Consumers’ ability to access alternative dispute resolution mechanisms, like the energy and water ombudsman’s schemes, should be beefed up, according to the government’s consumer green paper.
Modernising Consumer Markets, which was published on Wednesday (11 April), states that ombudsman schemes could be “more effective”.
It says even where alternatives to court exist for resolving disputes many consumers do not make use of them, citing Citizens Advice research.
And it says consumers who use alternative dispute resolution tend to be “older, more educated, and earn more than the average adult”.
It says ombudsman services should make it as easy as possible to seek redress.
It says: “Further action is needed to improve the quality of service offered by alternative dispute resolution providers.”
The paper also proposes developing a set of principles to improve the service that consumers with mental ill health, cognitive impairment and Alzheimer’s disease should expect to receive.
It says the regulators will get together to identify these principles and how they can improve services to these consumers.

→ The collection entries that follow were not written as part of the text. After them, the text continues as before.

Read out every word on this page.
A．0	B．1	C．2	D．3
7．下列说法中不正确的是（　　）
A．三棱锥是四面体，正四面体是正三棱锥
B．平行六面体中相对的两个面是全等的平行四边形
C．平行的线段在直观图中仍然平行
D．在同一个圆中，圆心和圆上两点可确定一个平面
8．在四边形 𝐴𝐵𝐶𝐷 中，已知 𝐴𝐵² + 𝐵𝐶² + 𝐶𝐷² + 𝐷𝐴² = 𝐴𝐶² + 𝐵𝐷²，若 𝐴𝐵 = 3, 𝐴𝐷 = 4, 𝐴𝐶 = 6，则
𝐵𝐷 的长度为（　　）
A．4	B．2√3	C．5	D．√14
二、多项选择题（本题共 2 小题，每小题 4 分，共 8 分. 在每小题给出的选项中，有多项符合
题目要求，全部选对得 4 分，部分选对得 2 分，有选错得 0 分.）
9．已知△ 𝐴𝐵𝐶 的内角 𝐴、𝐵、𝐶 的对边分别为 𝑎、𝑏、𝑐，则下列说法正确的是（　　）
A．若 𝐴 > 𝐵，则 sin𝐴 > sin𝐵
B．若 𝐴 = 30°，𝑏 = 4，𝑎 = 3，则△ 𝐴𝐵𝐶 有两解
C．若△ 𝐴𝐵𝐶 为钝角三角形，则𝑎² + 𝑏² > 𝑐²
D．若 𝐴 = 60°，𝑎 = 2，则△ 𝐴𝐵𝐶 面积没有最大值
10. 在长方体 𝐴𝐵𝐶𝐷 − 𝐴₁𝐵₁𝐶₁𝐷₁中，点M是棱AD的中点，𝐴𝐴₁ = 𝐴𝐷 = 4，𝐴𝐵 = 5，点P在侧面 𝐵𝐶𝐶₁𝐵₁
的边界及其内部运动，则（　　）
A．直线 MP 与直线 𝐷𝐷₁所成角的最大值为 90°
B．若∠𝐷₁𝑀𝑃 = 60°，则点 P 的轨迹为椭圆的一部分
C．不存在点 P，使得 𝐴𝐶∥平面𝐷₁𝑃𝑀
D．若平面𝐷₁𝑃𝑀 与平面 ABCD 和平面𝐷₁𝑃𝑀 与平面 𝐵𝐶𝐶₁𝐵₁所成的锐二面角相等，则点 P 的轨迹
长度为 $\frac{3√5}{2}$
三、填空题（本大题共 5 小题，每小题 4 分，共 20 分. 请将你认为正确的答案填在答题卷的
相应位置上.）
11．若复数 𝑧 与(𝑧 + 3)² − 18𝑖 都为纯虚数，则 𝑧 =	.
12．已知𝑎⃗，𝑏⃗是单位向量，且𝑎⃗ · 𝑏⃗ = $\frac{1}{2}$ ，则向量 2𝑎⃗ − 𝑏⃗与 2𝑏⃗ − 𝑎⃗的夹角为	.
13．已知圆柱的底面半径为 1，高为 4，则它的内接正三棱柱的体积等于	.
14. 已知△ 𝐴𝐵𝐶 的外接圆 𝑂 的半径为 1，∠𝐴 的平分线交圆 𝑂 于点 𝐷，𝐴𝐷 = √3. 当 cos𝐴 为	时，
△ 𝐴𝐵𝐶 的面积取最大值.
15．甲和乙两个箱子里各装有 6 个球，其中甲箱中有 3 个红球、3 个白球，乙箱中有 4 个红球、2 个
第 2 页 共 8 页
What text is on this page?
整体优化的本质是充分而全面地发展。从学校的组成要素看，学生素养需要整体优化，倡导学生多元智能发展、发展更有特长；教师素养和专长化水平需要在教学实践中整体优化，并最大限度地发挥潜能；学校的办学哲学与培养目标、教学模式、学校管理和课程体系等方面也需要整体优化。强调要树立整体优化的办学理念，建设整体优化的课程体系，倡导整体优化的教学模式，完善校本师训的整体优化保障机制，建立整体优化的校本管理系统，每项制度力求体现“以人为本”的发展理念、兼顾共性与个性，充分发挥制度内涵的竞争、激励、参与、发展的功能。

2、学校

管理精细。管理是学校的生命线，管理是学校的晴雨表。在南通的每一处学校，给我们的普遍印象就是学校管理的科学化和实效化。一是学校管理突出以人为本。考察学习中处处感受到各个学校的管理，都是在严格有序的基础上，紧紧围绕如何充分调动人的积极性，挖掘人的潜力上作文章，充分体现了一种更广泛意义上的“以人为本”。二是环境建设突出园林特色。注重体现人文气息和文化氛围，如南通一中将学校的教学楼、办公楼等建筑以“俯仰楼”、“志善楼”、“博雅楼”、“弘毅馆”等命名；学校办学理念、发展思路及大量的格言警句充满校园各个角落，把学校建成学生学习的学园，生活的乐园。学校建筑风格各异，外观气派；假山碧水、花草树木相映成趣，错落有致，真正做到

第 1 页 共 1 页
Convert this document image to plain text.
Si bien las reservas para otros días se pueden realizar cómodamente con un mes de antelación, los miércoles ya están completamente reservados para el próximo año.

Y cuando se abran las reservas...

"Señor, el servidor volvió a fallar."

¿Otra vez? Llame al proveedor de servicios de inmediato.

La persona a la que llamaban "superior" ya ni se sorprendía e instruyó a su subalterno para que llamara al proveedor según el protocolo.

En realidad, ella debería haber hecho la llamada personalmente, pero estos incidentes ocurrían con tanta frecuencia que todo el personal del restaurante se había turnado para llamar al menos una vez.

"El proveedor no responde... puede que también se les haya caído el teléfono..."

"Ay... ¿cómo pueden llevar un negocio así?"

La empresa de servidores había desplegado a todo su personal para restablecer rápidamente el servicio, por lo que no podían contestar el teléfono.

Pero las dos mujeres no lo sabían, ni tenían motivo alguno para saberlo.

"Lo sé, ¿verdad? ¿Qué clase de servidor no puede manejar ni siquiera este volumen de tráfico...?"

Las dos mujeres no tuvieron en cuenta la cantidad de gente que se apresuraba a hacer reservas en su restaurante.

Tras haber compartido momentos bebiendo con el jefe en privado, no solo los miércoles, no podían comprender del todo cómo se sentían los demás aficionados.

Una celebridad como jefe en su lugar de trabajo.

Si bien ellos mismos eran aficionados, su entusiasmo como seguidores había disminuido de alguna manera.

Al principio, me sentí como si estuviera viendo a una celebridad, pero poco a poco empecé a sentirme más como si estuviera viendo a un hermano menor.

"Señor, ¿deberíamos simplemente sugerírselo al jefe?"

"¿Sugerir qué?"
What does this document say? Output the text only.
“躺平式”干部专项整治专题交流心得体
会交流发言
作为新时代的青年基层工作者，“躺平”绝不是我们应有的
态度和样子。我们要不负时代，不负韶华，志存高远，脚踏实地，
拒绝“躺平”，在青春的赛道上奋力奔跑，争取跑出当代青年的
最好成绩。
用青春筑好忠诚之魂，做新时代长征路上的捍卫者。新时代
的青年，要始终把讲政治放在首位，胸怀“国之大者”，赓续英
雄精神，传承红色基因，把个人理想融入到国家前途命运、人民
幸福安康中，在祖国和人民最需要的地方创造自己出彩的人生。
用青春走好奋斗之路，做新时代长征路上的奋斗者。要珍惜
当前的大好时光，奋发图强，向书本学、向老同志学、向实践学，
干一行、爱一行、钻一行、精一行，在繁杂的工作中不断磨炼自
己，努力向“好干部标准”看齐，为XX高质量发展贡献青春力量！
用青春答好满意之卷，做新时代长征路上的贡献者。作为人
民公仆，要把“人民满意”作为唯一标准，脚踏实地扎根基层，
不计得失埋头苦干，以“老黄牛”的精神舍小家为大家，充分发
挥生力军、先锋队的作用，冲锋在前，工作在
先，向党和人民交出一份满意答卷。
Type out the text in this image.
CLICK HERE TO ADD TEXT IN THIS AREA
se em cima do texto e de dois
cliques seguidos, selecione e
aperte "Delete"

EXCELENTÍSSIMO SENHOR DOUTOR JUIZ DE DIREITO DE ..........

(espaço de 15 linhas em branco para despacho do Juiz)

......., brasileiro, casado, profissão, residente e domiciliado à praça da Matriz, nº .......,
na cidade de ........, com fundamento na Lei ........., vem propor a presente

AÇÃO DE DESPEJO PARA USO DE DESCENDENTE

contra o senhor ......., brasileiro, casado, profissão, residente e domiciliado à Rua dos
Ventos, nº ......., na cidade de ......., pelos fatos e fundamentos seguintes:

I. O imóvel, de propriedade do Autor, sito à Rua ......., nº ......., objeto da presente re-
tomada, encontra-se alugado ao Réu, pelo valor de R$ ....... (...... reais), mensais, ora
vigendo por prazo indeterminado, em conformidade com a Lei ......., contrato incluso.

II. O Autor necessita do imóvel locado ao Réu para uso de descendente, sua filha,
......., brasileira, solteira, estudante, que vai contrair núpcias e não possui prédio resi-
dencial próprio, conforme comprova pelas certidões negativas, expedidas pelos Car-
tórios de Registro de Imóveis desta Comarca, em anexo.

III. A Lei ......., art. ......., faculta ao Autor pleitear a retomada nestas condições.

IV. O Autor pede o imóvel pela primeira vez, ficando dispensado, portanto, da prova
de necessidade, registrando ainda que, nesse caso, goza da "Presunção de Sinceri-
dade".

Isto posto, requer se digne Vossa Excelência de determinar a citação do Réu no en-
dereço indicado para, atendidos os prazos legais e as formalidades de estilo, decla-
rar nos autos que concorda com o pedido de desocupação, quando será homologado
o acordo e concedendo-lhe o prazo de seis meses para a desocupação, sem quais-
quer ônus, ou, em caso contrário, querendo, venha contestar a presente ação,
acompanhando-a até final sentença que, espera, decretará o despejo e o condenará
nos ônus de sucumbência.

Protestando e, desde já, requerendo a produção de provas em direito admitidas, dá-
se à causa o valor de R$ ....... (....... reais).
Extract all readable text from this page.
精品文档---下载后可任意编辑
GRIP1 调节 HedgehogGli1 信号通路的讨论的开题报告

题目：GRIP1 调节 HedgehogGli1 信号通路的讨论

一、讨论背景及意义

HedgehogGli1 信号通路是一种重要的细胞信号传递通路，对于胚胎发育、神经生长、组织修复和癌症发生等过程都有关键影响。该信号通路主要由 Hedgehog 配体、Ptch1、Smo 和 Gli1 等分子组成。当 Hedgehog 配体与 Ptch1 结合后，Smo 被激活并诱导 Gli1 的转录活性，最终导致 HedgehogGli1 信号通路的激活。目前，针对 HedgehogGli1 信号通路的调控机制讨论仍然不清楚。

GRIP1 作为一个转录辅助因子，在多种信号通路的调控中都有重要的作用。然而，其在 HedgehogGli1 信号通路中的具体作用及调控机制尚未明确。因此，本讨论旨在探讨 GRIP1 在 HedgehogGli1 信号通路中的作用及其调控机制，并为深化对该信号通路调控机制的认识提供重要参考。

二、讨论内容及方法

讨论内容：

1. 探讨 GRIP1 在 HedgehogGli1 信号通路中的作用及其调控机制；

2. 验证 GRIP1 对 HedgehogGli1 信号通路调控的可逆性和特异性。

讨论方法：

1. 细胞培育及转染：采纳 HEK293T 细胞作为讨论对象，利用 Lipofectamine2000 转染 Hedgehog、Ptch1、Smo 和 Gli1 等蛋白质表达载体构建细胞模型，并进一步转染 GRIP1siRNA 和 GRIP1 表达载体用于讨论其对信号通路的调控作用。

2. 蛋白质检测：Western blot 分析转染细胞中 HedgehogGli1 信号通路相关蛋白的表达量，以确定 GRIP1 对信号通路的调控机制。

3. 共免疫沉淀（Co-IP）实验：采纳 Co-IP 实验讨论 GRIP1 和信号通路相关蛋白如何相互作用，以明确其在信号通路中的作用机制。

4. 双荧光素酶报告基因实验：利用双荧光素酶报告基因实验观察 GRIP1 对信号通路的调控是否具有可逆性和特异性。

The green paper also set out proposals for developing “performance scorecards” for suppliers and digital comparison tools in regulated markets to make it easier to hold them to account.
Alongside the unveiling of the green paper, Business, Energy and Industrial Strategy (BEIS) secretary of state Greg Clark announced that former Treasury select committee Andrew Tyrie has been appointed to chair the Competition and Markets Authority.
Responding to the green paper’s publication, Which? managing director of home products and services Alex Neill, said: “Steps to ensure that consumers get a better deal in vital areas like financial services, energy and telecoms are welcome, but will only make a difference if action can be taken against companies that break the rules.
“The government must now use these reforms to overhaul our consumer enforcement system so that, as we leave the EU, we can deliver an economy where people are supported by high levels of rights and protection – with greater access than ever before to quality, affordable products and services.”
Gillian Guy, chief executive of Citizens Advice, added: “Our research has shown that, left to their own devices, companies take advantage of consumers’ loyalty, and can charge them an average of nearly £1,000 per year for it.
“Vulnerable people are often the hardest hit by unfair practices and government should hold companies to account to make sure they are protected.